Time-travelling postcards finally arrive

This postcard belonging to Denis O'Regan was delivered 17 years after it was sent from Corfu.
Friday December 11 2009
MYSTERY surrounds the journey of three postcards that all arrived at their Cork destination in the past week -- up to 20 years after they were posted from holiday sunspots.
The first card was written in and posted from Kastellani in Corfu in 1992, before embarking on a 2,600km journey to finish at Tower Street in Cork, 17 years, four months and 11 days later.
Bearing a Greek postmark dated July 24, 1992, the card arrived through the letterbox of 77-year-old Denis 'Dinny' O'Regan's Tower Street home, last Friday, December 4.
The postcard was written by Dinny's then teenage daughters, Val and Helaine, who had been enjoying a break on the shores of the Greek island.
Val (32) and Helaine (35) have found love, settled down, married and had children since popping the card in the post to their parents.

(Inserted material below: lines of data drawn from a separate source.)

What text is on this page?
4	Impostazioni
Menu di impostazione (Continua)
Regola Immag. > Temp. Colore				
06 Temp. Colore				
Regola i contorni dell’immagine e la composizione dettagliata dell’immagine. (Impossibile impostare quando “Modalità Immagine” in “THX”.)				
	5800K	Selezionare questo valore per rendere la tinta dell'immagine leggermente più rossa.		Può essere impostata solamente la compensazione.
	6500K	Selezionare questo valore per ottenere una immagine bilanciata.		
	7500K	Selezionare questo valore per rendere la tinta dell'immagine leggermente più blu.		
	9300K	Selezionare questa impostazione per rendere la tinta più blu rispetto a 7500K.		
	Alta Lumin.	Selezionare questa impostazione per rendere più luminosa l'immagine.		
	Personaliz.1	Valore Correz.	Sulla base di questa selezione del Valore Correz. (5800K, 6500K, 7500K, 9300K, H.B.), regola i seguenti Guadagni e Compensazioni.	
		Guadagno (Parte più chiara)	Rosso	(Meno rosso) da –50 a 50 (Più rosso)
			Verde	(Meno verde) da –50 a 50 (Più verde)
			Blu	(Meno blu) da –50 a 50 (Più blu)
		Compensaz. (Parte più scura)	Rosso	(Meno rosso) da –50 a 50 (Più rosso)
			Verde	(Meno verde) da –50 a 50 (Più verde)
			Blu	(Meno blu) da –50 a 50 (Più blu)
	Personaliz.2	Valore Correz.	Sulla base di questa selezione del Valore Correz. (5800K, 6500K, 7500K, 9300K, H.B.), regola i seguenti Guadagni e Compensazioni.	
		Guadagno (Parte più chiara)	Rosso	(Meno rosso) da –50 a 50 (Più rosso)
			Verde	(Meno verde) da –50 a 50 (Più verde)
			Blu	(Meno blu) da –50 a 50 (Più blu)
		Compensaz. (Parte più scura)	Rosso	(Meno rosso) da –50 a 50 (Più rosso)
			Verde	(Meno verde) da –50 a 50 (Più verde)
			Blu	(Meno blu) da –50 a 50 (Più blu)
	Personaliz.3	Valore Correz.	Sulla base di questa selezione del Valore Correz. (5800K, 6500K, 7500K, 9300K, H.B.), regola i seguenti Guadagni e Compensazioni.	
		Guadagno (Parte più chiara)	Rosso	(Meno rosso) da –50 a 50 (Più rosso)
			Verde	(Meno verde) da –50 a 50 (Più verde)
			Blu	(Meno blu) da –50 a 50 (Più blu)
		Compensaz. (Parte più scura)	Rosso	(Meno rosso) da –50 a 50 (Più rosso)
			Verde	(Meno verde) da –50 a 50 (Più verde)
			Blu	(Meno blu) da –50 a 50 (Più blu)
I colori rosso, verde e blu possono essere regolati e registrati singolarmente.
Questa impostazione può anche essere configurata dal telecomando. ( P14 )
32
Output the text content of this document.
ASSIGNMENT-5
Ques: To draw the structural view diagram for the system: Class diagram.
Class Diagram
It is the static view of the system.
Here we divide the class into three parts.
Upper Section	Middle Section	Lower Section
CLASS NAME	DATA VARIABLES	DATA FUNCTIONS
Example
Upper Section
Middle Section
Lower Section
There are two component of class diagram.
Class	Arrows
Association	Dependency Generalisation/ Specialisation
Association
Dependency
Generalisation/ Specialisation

"I couldn't believe it when I saw it; I thought, what in the name of God is this?" Dinny said, describing his reaction to the post last Friday. "I handed it to my wife and she didn't know what to make of it either. She said it to the postman since; she asked him if he knew where it had been," he said.
The girls, who would have been listening to chart-topping tunes like Red Hot Chili Peppers' 'Under the Bridge' or Jimmy Nail's 'Ain't No Doubt', wrote to tell their parents they had met plenty of people who were "a good crack".
Mystery
They wrote on the card that the "weather is unreal", "the nightlife is wild", and they were "lying on the beach in the sun".
Still in remarkably good condition for an item that was lost for the best part of two decades, the card bears no traces of where it might have been.
Bemused Dinny, a retired gate porter at St Finbarr's Hospital, plans to have it framed and hung on the sitting room wall "for the craic".
Adding even more mystery, two more postcards arrived at the O'Regan house yesterday morning, one the girls posted from Greece in 1991 and another posted to Helaine from a friend in Tenerife in 1989.
"We've no idea where they were or how many more are coming," Helaine said.